# Donnie Christian Studios



## DonnieChristian (Sep 25, 2004)

Hello this is Donnie Christian from Donnie Christian Studios. Some of you will remember me from DS Soundware. Well DS Soundware is no longer and it is now Donnie Christian Studios. I hope everyone is doing well and check us out if your in the need for some new sounds! Here is a quick listing of our new libraries...

Solo Flute Series (flute, alto flute, and piccolo)

Solo Clarinet Series (Bb soprano clarinet, Eb clarinet, Bb bass clarinet)

Solo Bassoon

Solo Oboe

Solo English Horn

Solo Cello

Orchestral Percussion (over 30 gigs!!)

Chromatic Percussion

Concert Venus Harp

Handbells


For more information and demos please visit our website.


----------



## Sid_Barnhoorn (Sep 26, 2004)

Hi Donnie,

Welcome to V.I. I went to your site and listened to your music demos. Very nice! You also have Giga-format? 

Take care,
-Sid.


----------



## Sid_Barnhoorn (Sep 26, 2004)

Sorry, I just read the info-page. You do have Giga-format... great!


----------



## Peter Emanuel Roos (Sep 26, 2004)

Hehee, look who's here!

Welcome Donnie, from a happy LOP user.

Have you already exchanged initial greetings with Simon? :lol: :wink: 

Nice to have you here, regards,


----------



## DonnieChristian (Sep 26, 2004)

Peter Roos said:


> Hehee, look who's here!
> 
> Welcome Donnie, from a happy LOP user.
> 
> ...



Hi Peter! Good to see you here. I don't have any beef with Simon. That was ages ago. I hope this forum can be a fresh start for ALL of us!


----------



## Peter Emanuel Roos (Sep 26, 2004)

I hope we'll be hearing some great new stuff of yours!

Cheers,


----------



## Edgen (Sep 26, 2004)

Hello there Donnie!! Heading over to check out your libraries now! 

*edit..

Ok, I just checked the demo! I really dig the drum library and heck.. just about everything else too!

A suggestion on the site.. Perhaps add a .mp3 demo to each of the libraries versus going to the demo section and hunting down a library specific to that instrument.

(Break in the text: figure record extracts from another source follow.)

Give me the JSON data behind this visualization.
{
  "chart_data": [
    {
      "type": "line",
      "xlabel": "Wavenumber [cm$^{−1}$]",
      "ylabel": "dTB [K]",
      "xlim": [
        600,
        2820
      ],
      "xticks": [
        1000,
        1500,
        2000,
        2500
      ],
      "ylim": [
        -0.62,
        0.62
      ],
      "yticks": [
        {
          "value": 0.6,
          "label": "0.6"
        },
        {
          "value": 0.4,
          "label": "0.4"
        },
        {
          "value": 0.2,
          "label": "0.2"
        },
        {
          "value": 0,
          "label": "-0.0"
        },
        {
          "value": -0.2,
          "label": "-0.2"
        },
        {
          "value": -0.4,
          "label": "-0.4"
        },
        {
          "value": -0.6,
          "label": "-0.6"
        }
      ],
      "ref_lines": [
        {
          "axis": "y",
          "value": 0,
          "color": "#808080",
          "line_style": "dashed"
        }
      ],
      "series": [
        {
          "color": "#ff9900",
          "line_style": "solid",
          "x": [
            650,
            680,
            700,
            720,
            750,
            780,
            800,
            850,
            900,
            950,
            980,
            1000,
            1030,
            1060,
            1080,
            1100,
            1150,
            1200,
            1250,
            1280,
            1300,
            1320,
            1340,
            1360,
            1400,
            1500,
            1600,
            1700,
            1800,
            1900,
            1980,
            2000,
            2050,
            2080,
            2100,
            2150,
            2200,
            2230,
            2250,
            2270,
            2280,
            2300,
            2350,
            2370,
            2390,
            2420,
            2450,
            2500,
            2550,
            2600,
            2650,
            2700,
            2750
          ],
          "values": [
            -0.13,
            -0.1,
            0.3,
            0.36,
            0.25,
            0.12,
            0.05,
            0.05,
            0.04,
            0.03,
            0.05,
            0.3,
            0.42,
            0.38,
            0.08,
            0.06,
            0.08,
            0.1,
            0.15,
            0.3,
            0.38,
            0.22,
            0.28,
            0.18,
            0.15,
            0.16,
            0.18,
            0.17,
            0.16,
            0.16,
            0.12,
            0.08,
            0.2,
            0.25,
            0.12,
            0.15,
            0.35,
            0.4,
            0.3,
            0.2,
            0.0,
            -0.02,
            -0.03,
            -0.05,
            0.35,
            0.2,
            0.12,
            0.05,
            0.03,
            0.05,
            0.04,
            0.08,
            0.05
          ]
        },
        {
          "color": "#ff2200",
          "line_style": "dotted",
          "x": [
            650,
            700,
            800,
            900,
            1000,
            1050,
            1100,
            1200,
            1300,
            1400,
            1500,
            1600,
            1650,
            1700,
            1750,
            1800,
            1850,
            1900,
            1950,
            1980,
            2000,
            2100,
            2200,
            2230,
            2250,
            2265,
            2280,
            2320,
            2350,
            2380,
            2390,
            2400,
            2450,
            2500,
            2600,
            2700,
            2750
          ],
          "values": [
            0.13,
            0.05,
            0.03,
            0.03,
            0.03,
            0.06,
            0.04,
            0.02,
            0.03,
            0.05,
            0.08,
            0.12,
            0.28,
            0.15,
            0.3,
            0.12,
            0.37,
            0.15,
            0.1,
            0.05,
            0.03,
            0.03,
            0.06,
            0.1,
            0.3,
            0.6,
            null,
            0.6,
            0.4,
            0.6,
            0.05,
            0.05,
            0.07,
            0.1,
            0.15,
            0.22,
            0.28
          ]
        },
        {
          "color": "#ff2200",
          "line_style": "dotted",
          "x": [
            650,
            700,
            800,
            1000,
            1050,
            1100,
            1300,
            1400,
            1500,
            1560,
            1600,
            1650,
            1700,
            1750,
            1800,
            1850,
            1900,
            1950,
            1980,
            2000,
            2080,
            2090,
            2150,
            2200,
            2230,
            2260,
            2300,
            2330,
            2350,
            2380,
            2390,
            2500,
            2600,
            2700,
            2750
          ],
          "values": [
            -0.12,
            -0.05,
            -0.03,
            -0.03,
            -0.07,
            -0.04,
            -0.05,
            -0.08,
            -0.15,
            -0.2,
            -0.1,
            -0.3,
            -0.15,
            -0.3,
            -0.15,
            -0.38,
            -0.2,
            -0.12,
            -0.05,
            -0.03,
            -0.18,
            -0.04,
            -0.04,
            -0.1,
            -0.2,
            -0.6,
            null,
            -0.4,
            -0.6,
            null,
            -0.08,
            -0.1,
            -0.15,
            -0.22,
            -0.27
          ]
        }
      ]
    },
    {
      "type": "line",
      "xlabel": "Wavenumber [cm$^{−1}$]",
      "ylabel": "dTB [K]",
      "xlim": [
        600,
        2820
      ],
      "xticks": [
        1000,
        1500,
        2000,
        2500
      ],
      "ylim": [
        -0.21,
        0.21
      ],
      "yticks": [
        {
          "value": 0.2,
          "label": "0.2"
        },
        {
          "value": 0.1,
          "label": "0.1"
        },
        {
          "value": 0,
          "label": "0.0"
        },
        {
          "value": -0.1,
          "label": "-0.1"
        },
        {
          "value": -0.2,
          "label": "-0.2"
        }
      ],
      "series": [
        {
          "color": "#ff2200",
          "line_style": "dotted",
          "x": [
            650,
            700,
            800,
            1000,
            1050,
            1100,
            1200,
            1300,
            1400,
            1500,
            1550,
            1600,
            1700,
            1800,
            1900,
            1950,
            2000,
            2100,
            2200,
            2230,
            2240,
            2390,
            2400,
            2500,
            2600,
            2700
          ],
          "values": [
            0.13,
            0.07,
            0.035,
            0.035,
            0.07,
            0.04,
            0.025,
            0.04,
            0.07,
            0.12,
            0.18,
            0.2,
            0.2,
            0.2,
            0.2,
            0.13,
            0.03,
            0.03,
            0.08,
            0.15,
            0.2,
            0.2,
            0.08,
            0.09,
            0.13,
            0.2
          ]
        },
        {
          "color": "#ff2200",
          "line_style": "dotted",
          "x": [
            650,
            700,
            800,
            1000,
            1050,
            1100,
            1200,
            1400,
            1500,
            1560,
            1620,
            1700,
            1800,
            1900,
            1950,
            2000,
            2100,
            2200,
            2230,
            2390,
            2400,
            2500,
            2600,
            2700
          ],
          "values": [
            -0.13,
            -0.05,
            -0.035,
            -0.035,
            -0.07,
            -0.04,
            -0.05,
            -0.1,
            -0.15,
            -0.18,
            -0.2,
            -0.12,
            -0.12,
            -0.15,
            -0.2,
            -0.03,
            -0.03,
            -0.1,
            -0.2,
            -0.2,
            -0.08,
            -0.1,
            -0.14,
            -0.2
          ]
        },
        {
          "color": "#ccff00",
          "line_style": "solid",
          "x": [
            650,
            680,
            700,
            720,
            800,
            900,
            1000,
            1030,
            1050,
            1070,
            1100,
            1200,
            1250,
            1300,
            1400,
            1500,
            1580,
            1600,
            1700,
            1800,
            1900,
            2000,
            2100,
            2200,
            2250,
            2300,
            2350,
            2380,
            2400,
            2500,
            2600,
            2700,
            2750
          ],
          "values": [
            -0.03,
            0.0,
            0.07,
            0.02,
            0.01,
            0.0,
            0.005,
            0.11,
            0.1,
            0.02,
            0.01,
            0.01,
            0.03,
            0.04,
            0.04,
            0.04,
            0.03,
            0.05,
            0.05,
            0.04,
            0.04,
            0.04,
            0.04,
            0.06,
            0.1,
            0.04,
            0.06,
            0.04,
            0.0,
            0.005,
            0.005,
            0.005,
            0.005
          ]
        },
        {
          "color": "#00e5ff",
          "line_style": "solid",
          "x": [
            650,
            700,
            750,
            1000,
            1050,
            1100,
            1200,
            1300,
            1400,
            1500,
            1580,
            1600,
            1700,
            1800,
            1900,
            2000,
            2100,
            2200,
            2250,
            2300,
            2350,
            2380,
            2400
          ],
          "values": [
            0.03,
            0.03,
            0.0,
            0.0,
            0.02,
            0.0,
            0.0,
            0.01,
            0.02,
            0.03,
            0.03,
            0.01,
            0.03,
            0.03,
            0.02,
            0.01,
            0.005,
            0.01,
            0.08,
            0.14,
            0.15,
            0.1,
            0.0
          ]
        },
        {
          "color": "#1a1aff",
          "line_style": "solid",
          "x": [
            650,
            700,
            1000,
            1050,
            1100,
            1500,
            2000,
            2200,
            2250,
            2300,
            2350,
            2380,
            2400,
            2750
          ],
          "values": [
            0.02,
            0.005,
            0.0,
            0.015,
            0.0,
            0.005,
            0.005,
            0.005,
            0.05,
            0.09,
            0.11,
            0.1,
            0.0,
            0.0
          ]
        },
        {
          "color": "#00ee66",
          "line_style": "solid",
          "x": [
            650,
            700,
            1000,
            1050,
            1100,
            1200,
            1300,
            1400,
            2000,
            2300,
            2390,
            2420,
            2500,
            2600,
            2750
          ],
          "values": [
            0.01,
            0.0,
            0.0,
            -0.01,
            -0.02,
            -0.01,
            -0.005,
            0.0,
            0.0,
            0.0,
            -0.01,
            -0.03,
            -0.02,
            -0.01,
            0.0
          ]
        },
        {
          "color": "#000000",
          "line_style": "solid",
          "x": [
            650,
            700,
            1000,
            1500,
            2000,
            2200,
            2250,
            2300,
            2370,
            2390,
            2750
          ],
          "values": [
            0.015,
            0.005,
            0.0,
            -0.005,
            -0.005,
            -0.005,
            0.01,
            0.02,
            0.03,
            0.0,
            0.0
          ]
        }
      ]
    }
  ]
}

Anyway, great work!  Time to start saving up a few to get a few of your libraries! I'm surprised I haven't seen this before, but I guess I'm pretty new in the digital music. Also, are your libraries on Sounds Online? That's my first stop shop whenever I'm looking for new stuff. Or... if you know of a better place, i'm all ears!

/j


----------



## DonnieChristian (Sep 26, 2004)

Edgen said:


> Hello there Donnie!! Heading over to check out your libraries now!
> 
> *edit..
> 
> ...




You can either buy direct at http://www.donniechristianstudios.com or you can buy from MTLC. Both places will have the same price.

Thanks for checking us out!


----------



## Scott Cairns (Sep 26, 2004)

Hey Donnie. Another happy LOP user here. 8)


----------